Dr. Hearthside is socially inclined; he likes to go out and to receive friends at home. It is professionally beneficial, and it is amusing. He had hoped his wife would have been a useful aid in this matter, for when he married her she sang charmingly, and was quite an acquisition at social gatherings. But she had found that her husband took interest in her musical talent merely from the social kudos he derived from the possession of an accomplished wife. He only asked her to sing when they were in company, never when they were alone—then he had always work to do, which music would only interrupt. So she has ceased to cultivate her singing; her voice became weaker after the birth of her babies, and now she only cares that it is strong enough to sing lullabies. And with the lessening interest in the artistic pleasures and emotional joys which had filled her girlhood comes an increase of interest in all the petty and prosy details of domestic life. She has gradually grown to think of nothing but her children, her husband’s creature comforts, and her house. With a numerous family—for the getting and rearing of children, and the keeping them healthy and clean, has become the ruling passion of her life—economic considerations have become necessary in the conduct of the household, and questions of housekeeping expenditure have now more interest for her than the title of the last new song.

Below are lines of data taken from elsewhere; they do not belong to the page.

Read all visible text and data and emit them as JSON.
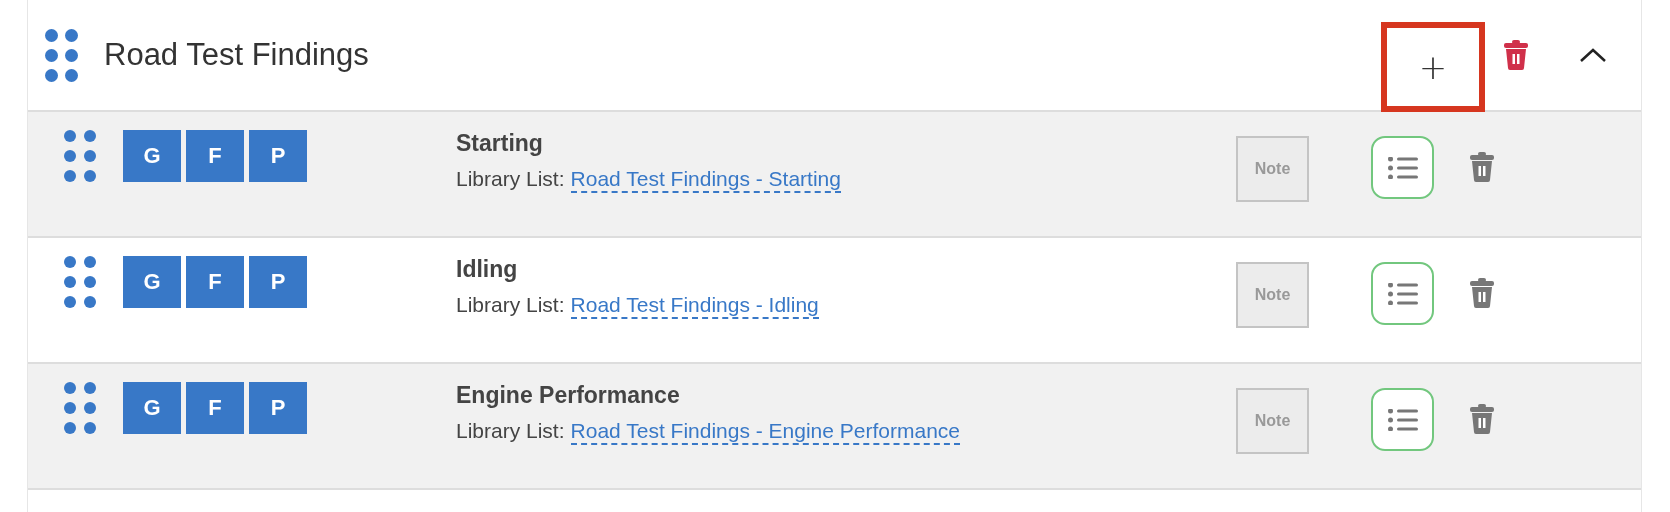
{
  "section": {
    "title": "Road Test Findings",
    "add_button": {
      "label": "+",
      "highlighted": true
    },
    "expanded": true
  },
  "rows": [
    {
      "grade_buttons": [
        "G",
        "F",
        "P"
      ],
      "title": "Starting",
      "library_label": "Library List:",
      "library_link": "Road Test Findings - Starting",
      "note_button": "Note"
    },
    {
      "grade_buttons": [
        "G",
        "F",
        "P"
      ],
      "title": "Idling",
      "library_label": "Library List:",
      "library_link": "Road Test Findings - Idling",
      "note_button": "Note"
    },
    {
      "grade_buttons": [
        "G",
        "F",
        "P"
      ],
      "title": "Engine Performance",
      "library_label": "Library List:",
      "library_link": "Road Test Findings - Engine Performance",
      "note_button": "Note"
    }
  ]
}
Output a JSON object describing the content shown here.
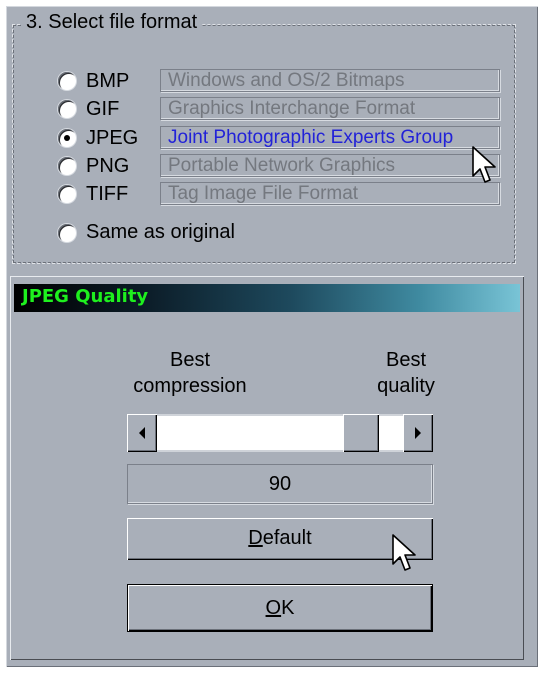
{
  "group": {
    "title": "3. Select file format"
  },
  "formats": [
    {
      "code": "BMP",
      "description": "Windows and OS/2 Bitmaps",
      "checked": false
    },
    {
      "code": "GIF",
      "description": "Graphics Interchange Format",
      "checked": false
    },
    {
      "code": "JPEG",
      "description": "Joint Photographic Experts Group",
      "checked": true
    },
    {
      "code": "PNG",
      "description": "Portable Network Graphics",
      "checked": false
    },
    {
      "code": "TIFF",
      "description": "Tag Image File Format",
      "checked": false
    }
  ],
  "same_as_original": {
    "label": "Same as original",
    "checked": false
  },
  "quality": {
    "title": "JPEG Quality",
    "left_label_line1": "Best",
    "left_label_line2": "compression",
    "right_label_line1": "Best",
    "right_label_line2": "quality",
    "value": "90",
    "default_button": {
      "mnemonic": "D",
      "rest": "efault"
    },
    "ok_button": {
      "mnemonic": "O",
      "rest": "K"
    }
  },
  "colors": {
    "panel": "#a9afb9",
    "selected_text": "#2222d8",
    "disabled_text": "#74787f",
    "title_text": "#1ef01e"
  },
  "icons": [
    "radio-button",
    "scroll-left-arrow-icon",
    "scroll-right-arrow-icon",
    "mouse-pointer-icon"
  ]
}
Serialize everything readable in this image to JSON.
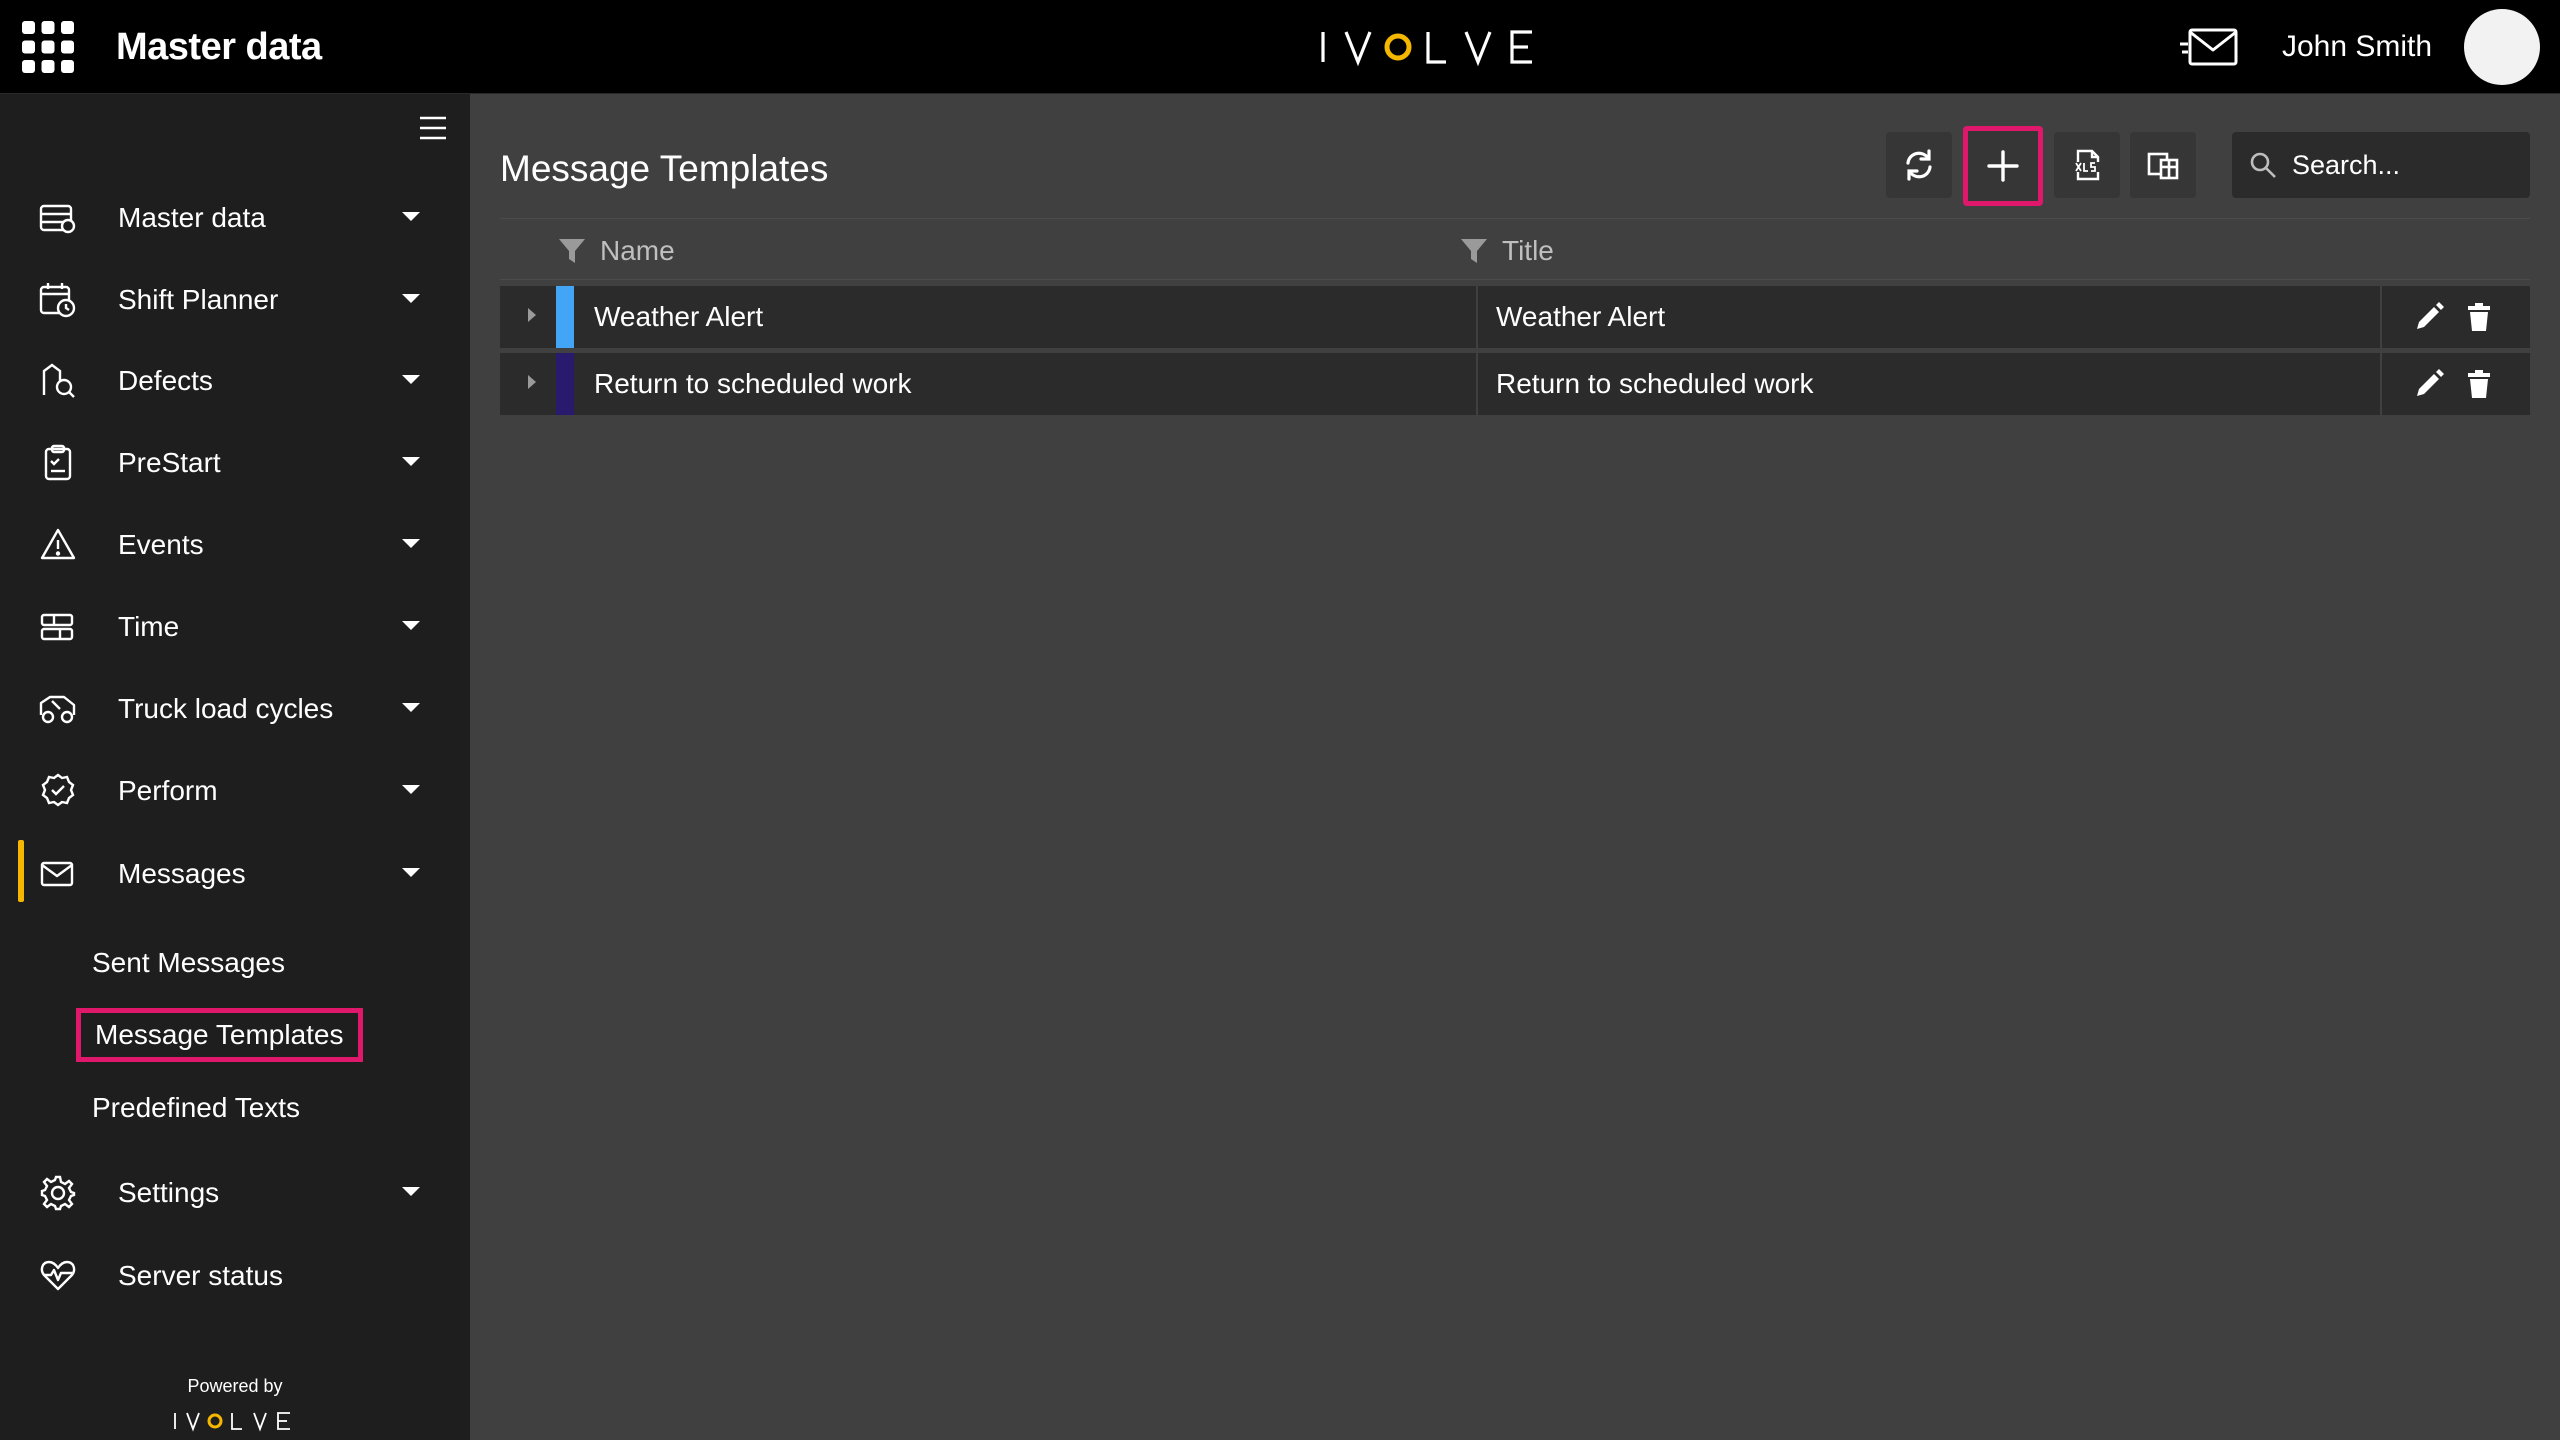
{
  "header": {
    "app_title": "Master data",
    "brand": "IVOLVE",
    "user_name": "John Smith"
  },
  "sidebar": {
    "items": [
      {
        "label": "Master data",
        "icon": "master-data-icon"
      },
      {
        "label": "Shift Planner",
        "icon": "shift-planner-icon"
      },
      {
        "label": "Defects",
        "icon": "defects-icon"
      },
      {
        "label": "PreStart",
        "icon": "clipboard-icon"
      },
      {
        "label": "Events",
        "icon": "warning-icon"
      },
      {
        "label": "Time",
        "icon": "time-icon"
      },
      {
        "label": "Truck load cycles",
        "icon": "truck-icon"
      },
      {
        "label": "Perform",
        "icon": "perform-icon"
      },
      {
        "label": "Messages",
        "icon": "envelope-icon",
        "active": true
      },
      {
        "label": "Settings",
        "icon": "gear-icon"
      },
      {
        "label": "Server status",
        "icon": "heartbeat-icon"
      }
    ],
    "messages_subitems": [
      {
        "label": "Sent Messages"
      },
      {
        "label": "Message Templates",
        "selected": true
      },
      {
        "label": "Predefined Texts"
      }
    ],
    "powered_by": "Powered by",
    "powered_brand": "IVOLVE"
  },
  "main": {
    "page_title": "Message Templates",
    "toolbar": {
      "refresh": "refresh-icon",
      "add": "plus-icon",
      "export": "xlsx-export-icon",
      "columns": "column-chooser-icon"
    },
    "search": {
      "placeholder": "Search..."
    },
    "table": {
      "columns": [
        "Name",
        "Title"
      ],
      "rows": [
        {
          "name": "Weather Alert",
          "title": "Weather Alert",
          "color": "#42a5f5"
        },
        {
          "name": "Return to scheduled work",
          "title": "Return to scheduled work",
          "color": "#2a1a6e"
        }
      ]
    }
  },
  "colors": {
    "accent_highlight": "#e0186c",
    "active_indicator": "#f5b700",
    "brand_ring": "#f5b700"
  }
}
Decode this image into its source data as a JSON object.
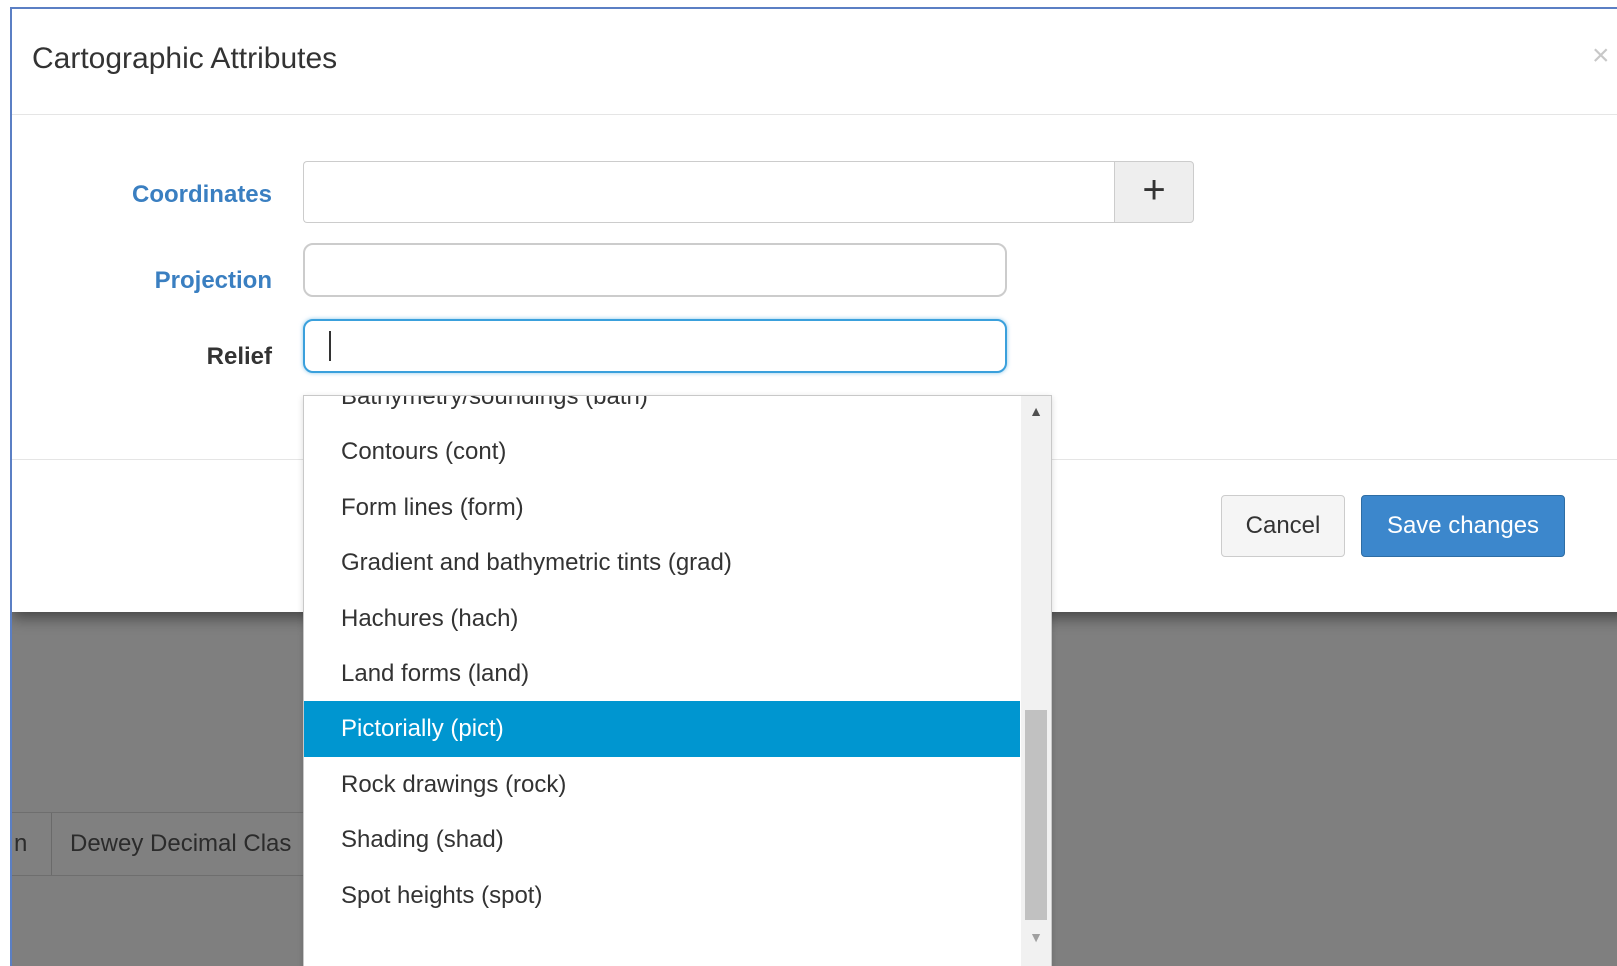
{
  "modal": {
    "title": "Cartographic Attributes",
    "close_glyph": "×"
  },
  "form": {
    "coordinates_label": "Coordinates",
    "coordinates_value": "",
    "add_glyph": "+",
    "projection_label": "Projection",
    "projection_value": "",
    "relief_label": "Relief",
    "relief_value": ""
  },
  "footer": {
    "cancel_label": "Cancel",
    "save_label": "Save changes"
  },
  "relief_options": [
    "Bathymetry/soundings (bath)",
    "Contours (cont)",
    "Form lines (form)",
    "Gradient and bathymetric tints (grad)",
    "Hachures (hach)",
    "Land forms (land)",
    "Pictorially (pict)",
    "Rock drawings (rock)",
    "Shading (shad)",
    "Spot heights (spot)"
  ],
  "selected_option_index": 6,
  "background_table": {
    "col1_fragment": "n",
    "col2_fragment": "Dewey Decimal Clas"
  },
  "colors": {
    "link_label": "#3a7fc1",
    "primary": "#3c87cc",
    "selected_option": "#0096d0",
    "focus_border": "#3aa0dc"
  }
}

She knows the prices of butcher’s-meat, of groceries, of everything, and will talk about them; she will converse on servants by the hour, and so particular is she in regulating her household that she will visit the kitchen continually, with the result that she is obliged to change her servants much more frequently than her acquaintances of less domestic habits. But she has now become chronically domestic, and the effect is at times very trying, especially to her husband. She instinctively passes her hand over the banisters as she goes downstairs, to see that they are clean. She insists on putting up the clean curtains in the drawing-room herself, just at an hour, too, when the De Brownes are likely to call; and she always keeps a duster in the chiffonier for special use at socially inopportune moments. But, worst of all, she has become dowdy in her dress, and only cares that the children shall look nice.

Poor Dr. Hearthside, he never bargained for all this aggressive domesticity; but then, poor Mrs. Hearthside, she began married life with aspirations of a very different character. Her ideals are shattered, she has drifted into the purely domestic woman, simply because she married a man who misunderstood her, or rather who did not try to understand her at all after marriage. Women are very malleable creatures; Mrs. Hearthside might have been an ideal wife with another husband. As it is, to the many who see her only as she is now, she is simply an uninteresting specimen of a very common type—the domestic woman. Her soul is really only sleeping; let us hope that it will quite awaken again, when her daughters dawn into womanhood and her sons into manhood. Then her life will have new scope, and her own experience will stand them both in good stead. Will she strive that her daughters become not of this same type? Perhaps Mrs. Hearthside is happy in her way. Perhaps she considers her own state more enviable than that of a hopeless bachelor—like me, for instance. And perhaps it is; for in children we may live again. They are the resurrection of dead dreams, unfulfilled ambitions, and lost hopes. The domestic woman has this consolation, and so she has the better of us “who have free souls”—but no children.